Initially an informal confirmation from the bride’s parents indicating their willingness of giving their daughter in marriage to a particular boy is expected. This is obtained by the mediators sent by the bridegroom’s parents. After agreeing on a date/day, the bridegroom’s parents along with their relatives and a `ja:tti’ (an officiating priest) visit the bride’s village. Officiating priests know as `ja:tti’ play an important role in marriage. No marriage can take place without a `ja:tti’. Among the 12 clan names listed earlier, the `ja:ttis’ are from two clans, namely, `sambarä and `pe:radavä.
At the bride’s house, her parents along with their relatives, the village head man `gotta:i’ or ` gvüe’ and the `ja:tti’ will be waiting for the arrival of the groom’s party.

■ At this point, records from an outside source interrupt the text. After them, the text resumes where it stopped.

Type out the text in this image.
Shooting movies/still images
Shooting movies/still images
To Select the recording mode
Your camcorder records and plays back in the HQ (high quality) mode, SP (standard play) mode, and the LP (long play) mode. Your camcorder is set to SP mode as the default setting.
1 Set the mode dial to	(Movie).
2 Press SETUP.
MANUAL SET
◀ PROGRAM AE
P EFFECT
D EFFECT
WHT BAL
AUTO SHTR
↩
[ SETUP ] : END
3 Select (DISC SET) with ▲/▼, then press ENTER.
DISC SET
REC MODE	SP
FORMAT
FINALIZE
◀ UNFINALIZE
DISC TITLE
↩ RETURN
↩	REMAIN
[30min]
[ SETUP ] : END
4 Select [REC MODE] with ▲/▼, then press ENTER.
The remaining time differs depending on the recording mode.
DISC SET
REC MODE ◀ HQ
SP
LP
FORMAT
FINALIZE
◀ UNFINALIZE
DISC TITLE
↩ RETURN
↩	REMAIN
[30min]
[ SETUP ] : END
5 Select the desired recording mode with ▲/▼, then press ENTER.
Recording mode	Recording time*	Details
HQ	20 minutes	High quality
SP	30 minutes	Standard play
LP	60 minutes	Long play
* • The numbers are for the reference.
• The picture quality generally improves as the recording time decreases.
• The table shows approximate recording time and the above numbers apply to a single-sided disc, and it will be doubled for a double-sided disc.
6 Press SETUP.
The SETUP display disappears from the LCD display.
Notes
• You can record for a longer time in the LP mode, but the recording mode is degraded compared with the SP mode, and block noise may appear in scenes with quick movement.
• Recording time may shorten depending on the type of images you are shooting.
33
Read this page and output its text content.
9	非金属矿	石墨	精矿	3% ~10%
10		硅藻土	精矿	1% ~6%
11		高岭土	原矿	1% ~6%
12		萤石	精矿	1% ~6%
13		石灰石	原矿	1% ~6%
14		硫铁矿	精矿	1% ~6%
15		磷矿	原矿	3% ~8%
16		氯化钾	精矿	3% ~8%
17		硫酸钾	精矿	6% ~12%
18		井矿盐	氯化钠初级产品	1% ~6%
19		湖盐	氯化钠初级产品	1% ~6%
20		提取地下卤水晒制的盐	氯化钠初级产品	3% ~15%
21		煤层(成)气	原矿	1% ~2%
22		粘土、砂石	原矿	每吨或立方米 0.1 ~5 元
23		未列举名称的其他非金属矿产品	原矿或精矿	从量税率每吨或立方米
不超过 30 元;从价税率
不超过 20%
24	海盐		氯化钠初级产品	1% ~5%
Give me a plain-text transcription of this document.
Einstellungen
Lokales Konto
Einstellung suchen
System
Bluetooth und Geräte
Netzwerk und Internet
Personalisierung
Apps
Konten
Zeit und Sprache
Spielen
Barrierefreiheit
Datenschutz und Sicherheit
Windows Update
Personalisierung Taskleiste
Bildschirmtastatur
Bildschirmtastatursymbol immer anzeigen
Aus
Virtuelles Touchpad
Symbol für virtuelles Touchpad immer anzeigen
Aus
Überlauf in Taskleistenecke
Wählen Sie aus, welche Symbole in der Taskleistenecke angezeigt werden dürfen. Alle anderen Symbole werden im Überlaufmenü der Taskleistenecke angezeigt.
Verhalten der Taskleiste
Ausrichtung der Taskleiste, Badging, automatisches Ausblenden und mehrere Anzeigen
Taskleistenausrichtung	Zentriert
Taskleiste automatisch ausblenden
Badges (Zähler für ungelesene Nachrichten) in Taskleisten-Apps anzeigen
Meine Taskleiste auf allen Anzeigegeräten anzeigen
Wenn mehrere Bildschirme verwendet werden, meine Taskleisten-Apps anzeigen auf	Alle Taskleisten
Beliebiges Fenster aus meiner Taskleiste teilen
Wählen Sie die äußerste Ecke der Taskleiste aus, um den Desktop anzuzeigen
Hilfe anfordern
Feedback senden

Bridegroom’s messengers carry betel leaves, coconut, turmeric and incense sticks with an addition of wooden log called as `kokke tai’ which is the symbolic representation of the bridegroom. On arrival at the bride’s house, the visitors are given considerable importance and are asked to sit on a mat spread on the floor. After a prolonged talk about various matters including words in praise of both the bridegroom and the bride, the `ja:tti’ accompanied with the bridegroom’s party hands over the `kokke tai’ to the `ja:tti’ of the bride and the latter keeps the `kokke tai’ in a safe place. Till the formal marriage is over, the `kokke tai’ is kept in bride’s house. Its presence is considered equivalent to the presence of the bridegroom and as long as the `kokke tai’ is in the bride’s residence, no other person has any right over the bride. After the `kokke tai’ is accepted by the bride’s `ja:tti’, `ja:tti’ of the bridegroom hands over Rs.125.25 (Rupees One hundred and twentyfive and paise twentyfive) to the former as a bride price. In the past, the bride price used to be given in the form of materials such as rice, plantain, clothes and very little money. But now a days only money is given. At this stage the head man `gotta:i’ also joins both the ja:ttis and along with the parents and relatives of both the bridegroom and the bride, the day for the marriage is fixed. A very good feast of chicken and mutton is served to the bridegroom’s people and the visitors return to their village on the same day if the distance is less or start on the next day after a comfortable stay.